Friday 5 September 2014

Llechwedd Slate Caverns, Snowdonia

The final attraction that we visited on our holiday in Snowdonia was the Llechwedd Slate Caverns in the heart of Snowdonia.

We were lucky because we only had to wait for a few minutes at the ticket desk and then managed to get straight onto the next tour. The tours run every 15 minutes, but you might need to wait for the next tour with spaces. Although you can book tickets online in advance to save waiting at the ticket desk, you can't choose a specific tour. So if you are visiting when it's likely to be busy (for example in the school holidays on a rainy day!) then it's worth arriving early as I can see that you might end up with a wait!

The Llechwedd Slate Caverns, Snowdonia

We donned the obligatory hard hats and boarded the train down into the mine for the Victorian Mine Tour.

The Llechwedd Slate Caverns, Snowdonia

The train into the mine is the steepest cable railway in Britain. Harry was a bit apprehensive as it's quite a small train and as you go down the lighting is quite dim, but it's not a long journey and he was fine. 

The Llechwedd Slate Caverns, Snowdonia

At the bottom, the guide gives you a brief introduction to the mine, and then you move through a series of caverns with a short stop at each for an audio and visual presentation that focuses on the mine as it was worked in Victorian times. This part of the tour tells the story of Sion Dolgarregddu, a twelve year old boy who has just begun working in the mine digging slate with his father.

Although a focus of the tour is the hardships faced by the miners, some of the caverns are breathtakingly beautiful.

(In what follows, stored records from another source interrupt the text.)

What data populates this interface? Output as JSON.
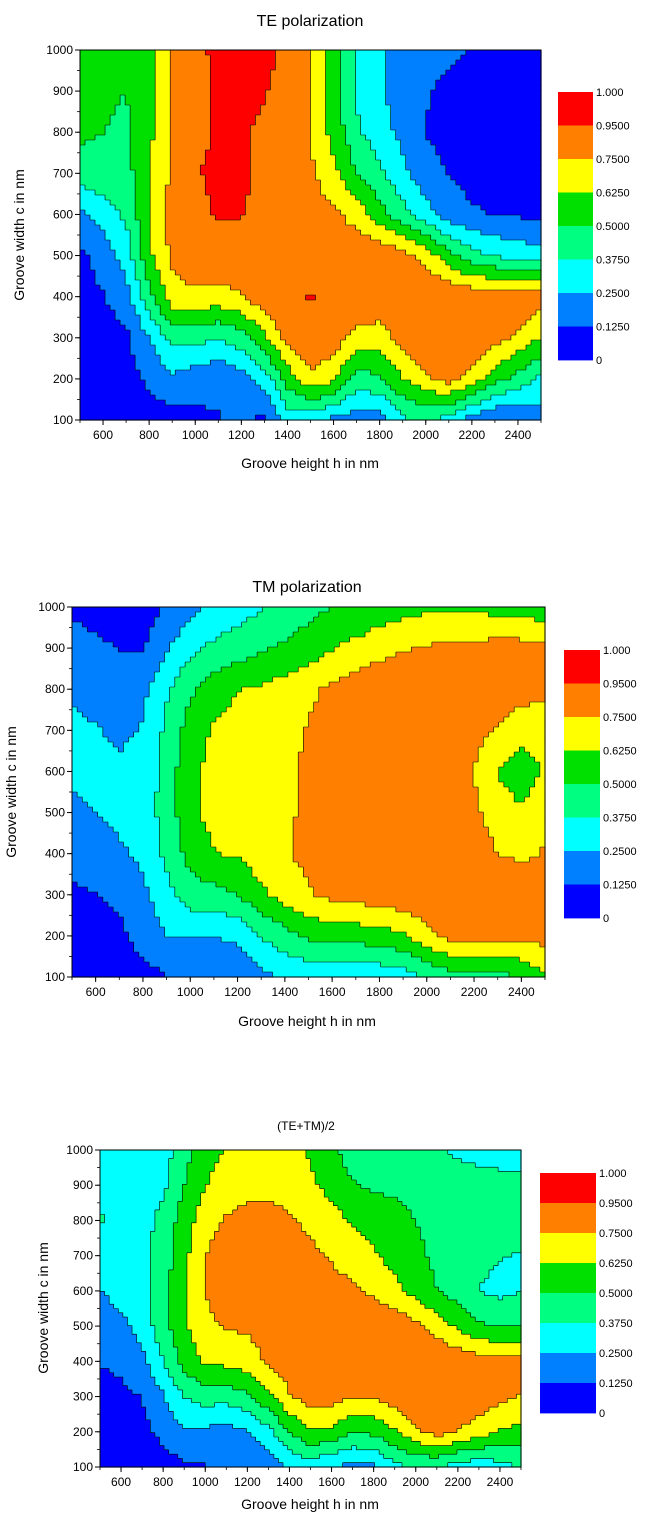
{
  "colors": {
    "levels": [
      "#0000ff",
      "#0080ff",
      "#00ffff",
      "#00ff80",
      "#00e000",
      "#ffff00",
      "#ff8000",
      "#ff0000"
    ]
  },
  "chart_data": [
    {
      "type": "contour",
      "title": "TE polarization",
      "xlabel": "Groove height h in nm",
      "ylabel": "Groove width c in nm",
      "xlim": [
        500,
        2500
      ],
      "ylim": [
        100,
        1000
      ],
      "xticks": [
        "600",
        "800",
        "1000",
        "1200",
        "1400",
        "1600",
        "1800",
        "2000",
        "2200",
        "2400"
      ],
      "yticks": [
        "100",
        "200",
        "300",
        "400",
        "500",
        "600",
        "700",
        "800",
        "900",
        "1000"
      ],
      "legend": [
        "1.000",
        "0.9500",
        "0.7500",
        "0.6250",
        "0.5000",
        "0.3750",
        "0.2500",
        "0.1250",
        "0"
      ],
      "legend_position": "right",
      "x": [
        500,
        600,
        700,
        800,
        900,
        1000,
        1100,
        1200,
        1300,
        1400,
        1500,
        1600,
        1700,
        1800,
        1900,
        2000,
        2100,
        2200,
        2300,
        2400,
        2500
      ],
      "y": [
        100,
        200,
        300,
        400,
        500,
        600,
        700,
        800,
        900,
        1000
      ],
      "z": [
        [
          0.05,
          0.05,
          0.05,
          0.06,
          0.08,
          0.1,
          0.12,
          0.14,
          0.1,
          0.3,
          0.3,
          0.22,
          0.18,
          0.18,
          0.35,
          0.4,
          0.32,
          0.2,
          0.12,
          0.14,
          0.18
        ],
        [
          0.05,
          0.06,
          0.08,
          0.15,
          0.22,
          0.18,
          0.14,
          0.2,
          0.3,
          0.55,
          0.72,
          0.65,
          0.45,
          0.48,
          0.62,
          0.72,
          0.8,
          0.7,
          0.55,
          0.45,
          0.35
        ],
        [
          0.05,
          0.06,
          0.1,
          0.25,
          0.42,
          0.42,
          0.38,
          0.45,
          0.6,
          0.8,
          0.88,
          0.82,
          0.7,
          0.68,
          0.8,
          0.93,
          0.92,
          0.86,
          0.8,
          0.72,
          0.62
        ],
        [
          0.07,
          0.12,
          0.2,
          0.45,
          0.7,
          0.72,
          0.7,
          0.74,
          0.84,
          0.9,
          0.96,
          0.93,
          0.86,
          0.86,
          0.88,
          0.88,
          0.86,
          0.84,
          0.84,
          0.86,
          0.82
        ],
        [
          0.1,
          0.18,
          0.3,
          0.6,
          0.78,
          0.84,
          0.86,
          0.86,
          0.87,
          0.86,
          0.84,
          0.82,
          0.84,
          0.86,
          0.8,
          0.7,
          0.55,
          0.42,
          0.36,
          0.33,
          0.3
        ],
        [
          0.22,
          0.3,
          0.4,
          0.62,
          0.8,
          0.9,
          0.97,
          0.96,
          0.9,
          0.84,
          0.8,
          0.78,
          0.7,
          0.55,
          0.42,
          0.3,
          0.18,
          0.14,
          0.12,
          0.11,
          0.1
        ],
        [
          0.45,
          0.46,
          0.46,
          0.6,
          0.78,
          0.94,
          0.98,
          0.97,
          0.93,
          0.86,
          0.78,
          0.66,
          0.5,
          0.4,
          0.28,
          0.18,
          0.12,
          0.09,
          0.08,
          0.07,
          0.07
        ],
        [
          0.52,
          0.5,
          0.48,
          0.6,
          0.76,
          0.92,
          0.96,
          0.96,
          0.93,
          0.84,
          0.74,
          0.58,
          0.4,
          0.3,
          0.22,
          0.12,
          0.08,
          0.06,
          0.05,
          0.05,
          0.05
        ],
        [
          0.55,
          0.52,
          0.5,
          0.58,
          0.76,
          0.9,
          0.97,
          0.98,
          0.96,
          0.9,
          0.74,
          0.54,
          0.36,
          0.26,
          0.2,
          0.14,
          0.08,
          0.05,
          0.04,
          0.04,
          0.04
        ],
        [
          0.56,
          0.55,
          0.52,
          0.56,
          0.78,
          0.92,
          0.98,
          0.99,
          0.98,
          0.93,
          0.76,
          0.56,
          0.36,
          0.26,
          0.22,
          0.18,
          0.16,
          0.12,
          0.1,
          0.08,
          0.08
        ]
      ]
    },
    {
      "type": "contour",
      "title": "TM polarization",
      "xlabel": "Groove height h in nm",
      "ylabel": "Groove width c in nm",
      "xlim": [
        500,
        2500
      ],
      "ylim": [
        100,
        1000
      ],
      "xticks": [
        "600",
        "800",
        "1000",
        "1200",
        "1400",
        "1600",
        "1800",
        "2000",
        "2200",
        "2400"
      ],
      "yticks": [
        "100",
        "200",
        "300",
        "400",
        "500",
        "600",
        "700",
        "800",
        "900",
        "1000"
      ],
      "legend": [
        "1.000",
        "0.9500",
        "0.7500",
        "0.6250",
        "0.5000",
        "0.3750",
        "0.2500",
        "0.1250",
        "0"
      ],
      "legend_position": "right",
      "x": [
        500,
        600,
        700,
        800,
        900,
        1000,
        1100,
        1200,
        1300,
        1400,
        1500,
        1600,
        1700,
        1800,
        1900,
        2000,
        2100,
        2200,
        2300,
        2400,
        2500
      ],
      "y": [
        100,
        200,
        300,
        400,
        500,
        600,
        700,
        800,
        900,
        1000
      ],
      "z": [
        [
          0.05,
          0.05,
          0.06,
          0.08,
          0.12,
          0.13,
          0.13,
          0.14,
          0.22,
          0.26,
          0.28,
          0.28,
          0.25,
          0.28,
          0.32,
          0.38,
          0.44,
          0.44,
          0.45,
          0.52,
          0.6
        ],
        [
          0.08,
          0.08,
          0.1,
          0.17,
          0.25,
          0.26,
          0.25,
          0.28,
          0.38,
          0.45,
          0.52,
          0.55,
          0.55,
          0.58,
          0.6,
          0.72,
          0.8,
          0.8,
          0.8,
          0.78,
          0.8
        ],
        [
          0.1,
          0.12,
          0.15,
          0.22,
          0.34,
          0.44,
          0.46,
          0.5,
          0.6,
          0.68,
          0.74,
          0.78,
          0.8,
          0.82,
          0.84,
          0.86,
          0.86,
          0.86,
          0.86,
          0.86,
          0.86
        ],
        [
          0.18,
          0.2,
          0.23,
          0.28,
          0.4,
          0.55,
          0.62,
          0.64,
          0.7,
          0.74,
          0.78,
          0.82,
          0.86,
          0.88,
          0.88,
          0.88,
          0.86,
          0.84,
          0.75,
          0.72,
          0.76
        ],
        [
          0.22,
          0.25,
          0.28,
          0.32,
          0.42,
          0.6,
          0.66,
          0.68,
          0.72,
          0.74,
          0.76,
          0.8,
          0.85,
          0.88,
          0.88,
          0.86,
          0.84,
          0.78,
          0.68,
          0.64,
          0.72
        ],
        [
          0.28,
          0.3,
          0.28,
          0.3,
          0.42,
          0.6,
          0.66,
          0.68,
          0.72,
          0.74,
          0.76,
          0.8,
          0.86,
          0.88,
          0.9,
          0.86,
          0.82,
          0.74,
          0.62,
          0.56,
          0.64
        ],
        [
          0.27,
          0.26,
          0.22,
          0.26,
          0.4,
          0.56,
          0.64,
          0.68,
          0.7,
          0.72,
          0.76,
          0.82,
          0.86,
          0.88,
          0.88,
          0.86,
          0.84,
          0.8,
          0.74,
          0.68,
          0.66
        ],
        [
          0.24,
          0.2,
          0.18,
          0.22,
          0.36,
          0.48,
          0.56,
          0.62,
          0.64,
          0.68,
          0.72,
          0.78,
          0.82,
          0.86,
          0.88,
          0.88,
          0.86,
          0.84,
          0.82,
          0.8,
          0.78
        ],
        [
          0.18,
          0.15,
          0.12,
          0.12,
          0.24,
          0.34,
          0.4,
          0.44,
          0.48,
          0.52,
          0.56,
          0.62,
          0.66,
          0.7,
          0.74,
          0.76,
          0.78,
          0.78,
          0.8,
          0.8,
          0.78
        ],
        [
          0.1,
          0.08,
          0.07,
          0.06,
          0.14,
          0.22,
          0.28,
          0.32,
          0.36,
          0.42,
          0.46,
          0.5,
          0.52,
          0.56,
          0.58,
          0.6,
          0.6,
          0.6,
          0.58,
          0.56,
          0.55
        ]
      ]
    },
    {
      "type": "contour",
      "title": "(TE+TM)/2",
      "xlabel": "Groove height h in nm",
      "ylabel": "Groove width c in nm",
      "xlim": [
        500,
        2500
      ],
      "ylim": [
        100,
        1000
      ],
      "xticks": [
        "600",
        "800",
        "1000",
        "1200",
        "1400",
        "1600",
        "1800",
        "2000",
        "2200",
        "2400"
      ],
      "yticks": [
        "100",
        "200",
        "300",
        "400",
        "500",
        "600",
        "700",
        "800",
        "900",
        "1000"
      ],
      "legend": [
        "1.000",
        "0.9500",
        "0.7500",
        "0.6250",
        "0.5000",
        "0.3750",
        "0.2500",
        "0.1250",
        "0"
      ],
      "legend_position": "right",
      "x": [
        500,
        600,
        700,
        800,
        900,
        1000,
        1100,
        1200,
        1300,
        1400,
        1500,
        1600,
        1700,
        1800,
        1900,
        2000,
        2100,
        2200,
        2300,
        2400,
        2500
      ],
      "y": [
        100,
        200,
        300,
        400,
        500,
        600,
        700,
        800,
        900,
        1000
      ],
      "z": [
        [
          0.05,
          0.05,
          0.06,
          0.07,
          0.1,
          0.12,
          0.13,
          0.14,
          0.16,
          0.28,
          0.29,
          0.25,
          0.22,
          0.23,
          0.34,
          0.39,
          0.38,
          0.32,
          0.29,
          0.33,
          0.39
        ],
        [
          0.07,
          0.07,
          0.09,
          0.16,
          0.24,
          0.22,
          0.2,
          0.24,
          0.34,
          0.5,
          0.62,
          0.6,
          0.5,
          0.53,
          0.61,
          0.72,
          0.8,
          0.75,
          0.68,
          0.62,
          0.58
        ],
        [
          0.08,
          0.09,
          0.13,
          0.24,
          0.38,
          0.43,
          0.42,
          0.48,
          0.6,
          0.74,
          0.81,
          0.8,
          0.75,
          0.75,
          0.82,
          0.9,
          0.89,
          0.86,
          0.83,
          0.79,
          0.74
        ],
        [
          0.13,
          0.16,
          0.22,
          0.37,
          0.55,
          0.64,
          0.66,
          0.69,
          0.77,
          0.82,
          0.87,
          0.88,
          0.86,
          0.87,
          0.88,
          0.88,
          0.86,
          0.84,
          0.8,
          0.79,
          0.79
        ],
        [
          0.16,
          0.22,
          0.29,
          0.46,
          0.6,
          0.72,
          0.76,
          0.77,
          0.8,
          0.8,
          0.8,
          0.81,
          0.85,
          0.87,
          0.84,
          0.78,
          0.7,
          0.6,
          0.52,
          0.49,
          0.51
        ],
        [
          0.25,
          0.3,
          0.34,
          0.46,
          0.61,
          0.75,
          0.82,
          0.82,
          0.81,
          0.79,
          0.78,
          0.79,
          0.78,
          0.72,
          0.66,
          0.58,
          0.5,
          0.44,
          0.37,
          0.34,
          0.37
        ],
        [
          0.36,
          0.36,
          0.34,
          0.43,
          0.59,
          0.75,
          0.81,
          0.83,
          0.82,
          0.79,
          0.77,
          0.74,
          0.68,
          0.64,
          0.58,
          0.52,
          0.48,
          0.45,
          0.41,
          0.38,
          0.37
        ],
        [
          0.38,
          0.35,
          0.33,
          0.41,
          0.56,
          0.7,
          0.76,
          0.79,
          0.79,
          0.76,
          0.73,
          0.68,
          0.61,
          0.58,
          0.55,
          0.5,
          0.47,
          0.45,
          0.44,
          0.43,
          0.42
        ],
        [
          0.37,
          0.34,
          0.31,
          0.35,
          0.5,
          0.62,
          0.69,
          0.71,
          0.72,
          0.71,
          0.65,
          0.58,
          0.51,
          0.48,
          0.47,
          0.45,
          0.43,
          0.42,
          0.42,
          0.42,
          0.41
        ],
        [
          0.33,
          0.32,
          0.3,
          0.31,
          0.46,
          0.57,
          0.63,
          0.66,
          0.67,
          0.68,
          0.61,
          0.53,
          0.44,
          0.41,
          0.4,
          0.39,
          0.38,
          0.36,
          0.34,
          0.32,
          0.32
        ]
      ]
    }
  ]
}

There is a lovely walk alongside an underground lake which was like something from a fairytale, and at many stops lights and music are used to highlight the impressive caverns cut from the rocks. I tried to take some photographs but I'm afraid they don't really show off how lovely the caverns looked.

The tour guide also demonstrated to us the tools that the Victorian miners used. It really was shockingly difficult, slow and dangerous work, and for minimal pay.

The Llechwedd Slate Caverns, Snowdonia

The Llechwedd Slate Caverns, Snowdonia

The temperature in the mine remains constant throughout the year, and I was interested to see some racks which are used for storing cheddar cheese underground to mature for three months. The cheese is on sale in Sainsbury's, so I'll be looking out for it now!

The tour lasted about an hour, and after the tour we were treated to a slate splitting demonstration above ground in the workshop. Harry was very lucky, and was chosen to help the demonstrator. He was so interested, and absolutely thrilled to be able to take home the piece of slate that he had helped to split! You can buy a piece of slate from the mine to take home for £1, as well as all sorts of slate souvenirs like coasters, wine racks, or personalised nameplates for your home.

The Llechwedd Slate Caverns, Snowdonia

There are 61 steps to descend on the tour and 70 steps to ascend. They are well lit and wide, and we didn't have any problems. Inside the mine it is quite cold and damp, so make sure to dress warmly. There are points on the tour where the lights are dimmed and very briefly turned out, and a few narrow tunnels to walk through, but the caverns underground are fairly spacious. 

We were provided with complimentary tickets to the Llechwedd Slate Caverns in exchange for this review. An adult ticket to the Victorian Mine Tour is currently £14.95, and a child ticket is £9.95. Children under 3 are free and there is a 10% discount if you book four or more tickets including at least one adult ticket.